The festival, planned for 2008, apparently hopes to show Birmingham residents ‘futuristic film screenings, interactive games and new technologies’ and is designed to replace the abandoned International Film & Television Festival, an event we can only assume was proving unpopular.
Birmingham City Council aren’t by any means the only ones throwing taxpayers’ money into the pot either, Advantage West Midlands are already committed to matching their investment and the organisers hope that the other bodies involved in the festival’s development – Screen WM, Arts Council WM, Marketing Birmingham and Business Link WM – are also likely to become primary funders, on top of the cost of the man hours they’ve already dedicated to the project. Suzie Norton, chief executive of Screen West Midlands states that, “This has been a collaboration so, we hope, all those involved will be prepared to invest”.

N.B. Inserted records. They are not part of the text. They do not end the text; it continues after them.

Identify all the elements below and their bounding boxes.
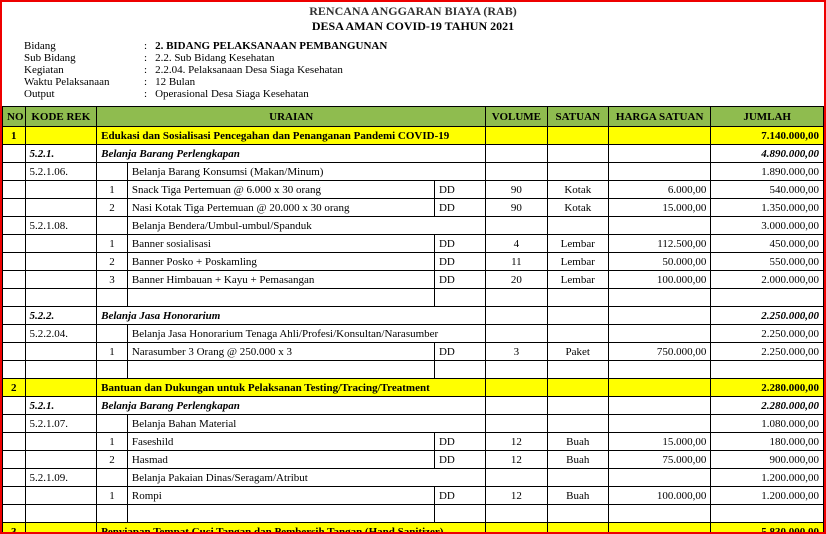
table-row	[3, 505, 824, 523]
table-row: 5.2.2.Belanja Jasa Honorarium2.250.000,0…	[3, 307, 824, 325]
output-label: Output	[20, 88, 140, 100]
table-header-row: NO KODE REK URAIAN VOLUME SATUAN HARGA S…	[3, 107, 824, 127]
col-no: NO	[3, 107, 26, 127]
table-row: 5.2.1.06.Belanja Barang Konsumsi (Makan/…	[3, 163, 824, 181]
meta-block: Bidang : 2. BIDANG PELAKSANAAN PEMBANGUN…	[2, 40, 824, 106]
table-row: 5.2.1.Belanja Barang Perlengkapan2.280.0…	[3, 397, 824, 415]
table-row: 1Narasumber 3 Orang @ 250.000 x 3DD3Pake…	[3, 343, 824, 361]
table-row: 5.2.1.08.Belanja Bendera/Umbul-umbul/Spa…	[3, 217, 824, 235]
bidang-value: 2. BIDANG PELAKSANAAN PEMBANGUNAN	[155, 40, 387, 52]
table-row: 5.2.1.09.Belanja Pakaian Dinas/Seragam/A…	[3, 469, 824, 487]
col-satuan: SATUAN	[547, 107, 608, 127]
table-row: 5.2.2.04.Belanja Jasa Honorarium Tenaga …	[3, 325, 824, 343]
table-row: 3Penyiapan Tempat Cuci Tangan dan Pember…	[3, 523, 824, 534]
subbidang-value: 2.2. Sub Bidang Kesehatan	[151, 52, 391, 64]
col-kode: KODE REK	[25, 107, 97, 127]
kegiatan-label: Kegiatan	[20, 64, 140, 76]
table-row	[3, 361, 824, 379]
table-row: 2HasmadDD12Buah75.000,00900.000,00	[3, 451, 824, 469]
title-line-1: RENCANA ANGGARAN BIAYA (RAB)	[2, 4, 824, 19]
waktu-value: 12 Bulan	[151, 76, 391, 88]
table-row	[3, 289, 824, 307]
document-title-block: RENCANA ANGGARAN BIAYA (RAB) DESA AMAN C…	[2, 2, 824, 40]
budget-table: NO KODE REK URAIAN VOLUME SATUAN HARGA S…	[2, 106, 824, 534]
table-row: 5.2.1.07.Belanja Bahan Material1.080.000…	[3, 415, 824, 433]
col-jumlah: JUMLAH	[711, 107, 824, 127]
kegiatan-value: 2.2.04. Pelaksanaan Desa Siaga Kesehatan	[151, 64, 391, 76]
col-volume: VOLUME	[486, 107, 547, 127]
output-value: Operasional Desa Siaga Kesehatan	[151, 88, 391, 100]
table-row: 1Banner sosialisasiDD4Lembar112.500,0045…	[3, 235, 824, 253]
table-row: 3Banner Himbauan + Kayu + PemasanganDD20…	[3, 271, 824, 289]
table-row: 2Bantuan dan Dukungan untuk Pelaksanan T…	[3, 379, 824, 397]
title-line-2: DESA AMAN COVID-19 TAHUN 2021	[2, 19, 824, 34]
table-row: 5.2.1.Belanja Barang Perlengkapan4.890.0…	[3, 145, 824, 163]
waktu-label: Waktu Pelaksanaan	[20, 76, 140, 88]
table-row: 2Banner Posko + PoskamlingDD11Lembar50.0…	[3, 253, 824, 271]
bidang-label: Bidang	[20, 40, 140, 52]
table-row: 2Nasi Kotak Tiga Pertemuan @ 20.000 x 30…	[3, 199, 824, 217]
col-harga: HARGA SATUAN	[608, 107, 710, 127]
table-row: 1FaseshildDD12Buah15.000,00180.000,00	[3, 433, 824, 451]
subbidang-label: Sub Bidang	[20, 52, 140, 64]
rab-document: RENCANA ANGGARAN BIAYA (RAB) DESA AMAN C…	[0, 0, 826, 534]
table-row: 1RompiDD12Buah100.000,001.200.000,00	[3, 487, 824, 505]
col-uraian: URAIAN	[97, 107, 486, 127]
table-row: 1Edukasi dan Sosialisasi Pencegahan dan …	[3, 127, 824, 145]
table-row: 1Snack Tiga Pertemuan @ 6.000 x 30 orang…	[3, 181, 824, 199]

For all the agencies queuing up to ‘invest’ taxpayers’ money you might reasonably assume that the plans for the festival point to a sure-fire winner, but in reality the pay off from this investment is still pretty unclear. Birmingham seems set on the idea of cultivating an international festival at any cost, and seemingly regardless of what the festival celebrates.

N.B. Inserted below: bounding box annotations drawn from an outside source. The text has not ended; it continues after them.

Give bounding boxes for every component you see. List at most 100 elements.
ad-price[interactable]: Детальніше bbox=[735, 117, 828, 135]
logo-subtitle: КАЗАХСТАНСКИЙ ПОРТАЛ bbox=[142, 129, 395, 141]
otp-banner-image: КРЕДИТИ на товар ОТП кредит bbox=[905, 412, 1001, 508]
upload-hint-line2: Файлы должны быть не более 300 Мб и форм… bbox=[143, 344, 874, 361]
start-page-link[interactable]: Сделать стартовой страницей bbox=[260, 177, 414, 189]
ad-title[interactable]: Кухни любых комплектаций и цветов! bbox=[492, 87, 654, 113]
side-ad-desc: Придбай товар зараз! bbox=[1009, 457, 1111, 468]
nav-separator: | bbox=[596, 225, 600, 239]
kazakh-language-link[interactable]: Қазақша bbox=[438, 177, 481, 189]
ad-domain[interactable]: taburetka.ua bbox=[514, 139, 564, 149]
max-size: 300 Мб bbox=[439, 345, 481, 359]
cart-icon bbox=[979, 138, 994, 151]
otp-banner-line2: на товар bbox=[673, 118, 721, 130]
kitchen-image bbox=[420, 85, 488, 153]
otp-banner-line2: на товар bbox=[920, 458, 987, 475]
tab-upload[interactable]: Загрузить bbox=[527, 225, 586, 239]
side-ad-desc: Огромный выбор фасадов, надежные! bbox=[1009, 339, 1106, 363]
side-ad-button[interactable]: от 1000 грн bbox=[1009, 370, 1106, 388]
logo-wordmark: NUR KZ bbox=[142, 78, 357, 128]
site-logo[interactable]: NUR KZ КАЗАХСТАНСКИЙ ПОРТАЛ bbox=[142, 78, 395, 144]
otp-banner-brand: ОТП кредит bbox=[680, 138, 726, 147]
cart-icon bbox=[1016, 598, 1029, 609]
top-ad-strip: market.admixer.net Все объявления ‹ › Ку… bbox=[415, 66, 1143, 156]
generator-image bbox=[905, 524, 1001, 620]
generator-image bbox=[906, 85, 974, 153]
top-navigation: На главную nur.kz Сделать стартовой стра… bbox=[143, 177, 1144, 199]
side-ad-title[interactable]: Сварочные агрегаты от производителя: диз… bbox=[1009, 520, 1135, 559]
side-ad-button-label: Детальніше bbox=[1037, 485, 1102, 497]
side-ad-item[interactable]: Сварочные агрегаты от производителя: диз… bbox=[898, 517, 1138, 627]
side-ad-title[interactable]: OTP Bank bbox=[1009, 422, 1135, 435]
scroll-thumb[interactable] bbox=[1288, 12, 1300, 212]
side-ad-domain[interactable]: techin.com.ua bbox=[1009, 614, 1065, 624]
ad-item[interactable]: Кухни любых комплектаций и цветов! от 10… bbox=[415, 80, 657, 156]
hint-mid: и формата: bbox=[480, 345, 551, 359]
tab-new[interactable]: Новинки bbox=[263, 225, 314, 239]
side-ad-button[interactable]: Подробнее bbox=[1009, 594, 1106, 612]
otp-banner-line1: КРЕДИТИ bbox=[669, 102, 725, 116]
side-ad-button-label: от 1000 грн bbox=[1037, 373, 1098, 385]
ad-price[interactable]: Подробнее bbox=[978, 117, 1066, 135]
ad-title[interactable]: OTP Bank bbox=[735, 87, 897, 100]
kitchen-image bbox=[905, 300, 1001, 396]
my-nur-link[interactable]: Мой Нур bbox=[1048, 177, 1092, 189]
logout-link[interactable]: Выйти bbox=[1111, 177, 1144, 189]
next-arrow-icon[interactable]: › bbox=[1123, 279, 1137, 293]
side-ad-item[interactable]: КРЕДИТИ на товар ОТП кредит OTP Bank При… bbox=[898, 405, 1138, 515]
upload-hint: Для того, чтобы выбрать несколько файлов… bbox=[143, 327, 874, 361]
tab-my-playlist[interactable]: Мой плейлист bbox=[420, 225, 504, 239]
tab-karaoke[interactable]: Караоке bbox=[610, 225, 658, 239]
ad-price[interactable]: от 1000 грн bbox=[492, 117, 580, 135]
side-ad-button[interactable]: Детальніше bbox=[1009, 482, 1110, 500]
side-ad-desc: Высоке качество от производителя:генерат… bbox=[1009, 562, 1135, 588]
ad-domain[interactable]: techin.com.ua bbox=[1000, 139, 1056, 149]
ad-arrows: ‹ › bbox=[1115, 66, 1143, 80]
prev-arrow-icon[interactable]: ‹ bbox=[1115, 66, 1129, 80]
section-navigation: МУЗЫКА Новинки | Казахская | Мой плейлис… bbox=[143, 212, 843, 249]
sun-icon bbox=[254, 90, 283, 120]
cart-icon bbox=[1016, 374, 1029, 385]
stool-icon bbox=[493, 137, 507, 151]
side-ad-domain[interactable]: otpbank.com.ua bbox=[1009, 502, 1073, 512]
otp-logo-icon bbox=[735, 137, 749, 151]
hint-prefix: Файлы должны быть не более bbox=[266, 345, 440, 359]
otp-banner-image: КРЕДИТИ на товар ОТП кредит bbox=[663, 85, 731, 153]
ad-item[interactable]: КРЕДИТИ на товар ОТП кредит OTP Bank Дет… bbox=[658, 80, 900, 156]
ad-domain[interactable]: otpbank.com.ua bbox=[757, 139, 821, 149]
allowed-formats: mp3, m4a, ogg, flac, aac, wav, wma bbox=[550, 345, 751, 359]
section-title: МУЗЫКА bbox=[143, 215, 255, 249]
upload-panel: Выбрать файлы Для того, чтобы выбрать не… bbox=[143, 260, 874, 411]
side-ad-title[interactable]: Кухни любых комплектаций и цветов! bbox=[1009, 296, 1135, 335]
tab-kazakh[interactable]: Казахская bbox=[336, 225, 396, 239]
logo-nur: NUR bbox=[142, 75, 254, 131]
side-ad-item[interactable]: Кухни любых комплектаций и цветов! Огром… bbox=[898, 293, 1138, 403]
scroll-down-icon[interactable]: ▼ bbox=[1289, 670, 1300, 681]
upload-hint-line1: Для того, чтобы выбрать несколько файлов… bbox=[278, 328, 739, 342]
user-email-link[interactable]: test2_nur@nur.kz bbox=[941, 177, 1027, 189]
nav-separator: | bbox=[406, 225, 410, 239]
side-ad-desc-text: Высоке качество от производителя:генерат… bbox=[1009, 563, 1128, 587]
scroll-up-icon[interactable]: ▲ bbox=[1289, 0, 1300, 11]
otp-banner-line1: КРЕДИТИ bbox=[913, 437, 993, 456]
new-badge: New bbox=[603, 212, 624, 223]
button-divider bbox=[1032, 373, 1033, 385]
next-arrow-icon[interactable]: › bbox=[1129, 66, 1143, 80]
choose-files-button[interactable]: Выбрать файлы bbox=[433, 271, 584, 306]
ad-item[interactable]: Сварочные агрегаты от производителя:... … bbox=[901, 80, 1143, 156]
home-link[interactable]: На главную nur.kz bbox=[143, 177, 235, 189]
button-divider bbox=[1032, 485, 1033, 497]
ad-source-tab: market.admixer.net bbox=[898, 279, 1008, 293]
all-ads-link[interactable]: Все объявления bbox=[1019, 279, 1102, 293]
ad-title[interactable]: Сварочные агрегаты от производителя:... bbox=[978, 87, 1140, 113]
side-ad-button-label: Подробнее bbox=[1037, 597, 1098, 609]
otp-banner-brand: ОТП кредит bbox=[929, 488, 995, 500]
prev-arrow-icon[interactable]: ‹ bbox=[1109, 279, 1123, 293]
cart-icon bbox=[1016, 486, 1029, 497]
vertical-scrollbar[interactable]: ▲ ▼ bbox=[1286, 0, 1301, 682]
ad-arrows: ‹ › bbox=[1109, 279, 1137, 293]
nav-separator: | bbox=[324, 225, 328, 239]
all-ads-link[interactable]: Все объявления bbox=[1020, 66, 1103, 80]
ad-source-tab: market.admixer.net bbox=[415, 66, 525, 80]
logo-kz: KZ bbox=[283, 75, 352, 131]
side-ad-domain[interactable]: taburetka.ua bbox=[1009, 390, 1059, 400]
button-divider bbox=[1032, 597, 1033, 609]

Ideas being bandied around for this ‘media festival’ are fairly ambiguous, including “having short clips and programme information ‘beamed down’ to laptops and mobile phones” (which really just sounds like the internet), and perhaps more off-the-wall is the idea that there will be “interactive games that will take people round key city landmarks and bring them archive film footage, reviving the ghosts of the city’s founders”. Certainly not everyone’s cup of tea.
So many organisations, so many man hours, so much of taxpayers’ money – could it all be worth it? What could be the long-term benefit, and perhaps more pertinently, given the fate of the previous international festival it replaces, what could be the cost?
International Festivals put in place to promote the area on the regailed ‘global stage’ are not to be criticised – they could potentially attract business and investment to the area. This being the case surely those who are likely to benefit the most from this, namely local business and enterprise, should be called upon to cover the majority of the costs and like any investment, take the financial blow if it doesn’t work out?
Instead we have a queue of quangos, desperate for something to do and with our money burning a hole in their pockets. Those behind any business sponsorship have a vested interest in making it work, but local quangos can happily sweep it under the carpet and move on to the next expensive publicly funded project after making their excuses.
There is no telling whether this Internation Media festival will be a success, but as costs escalate and public investment soars it is in all of our interests to monitor what exactly our money is being spent on.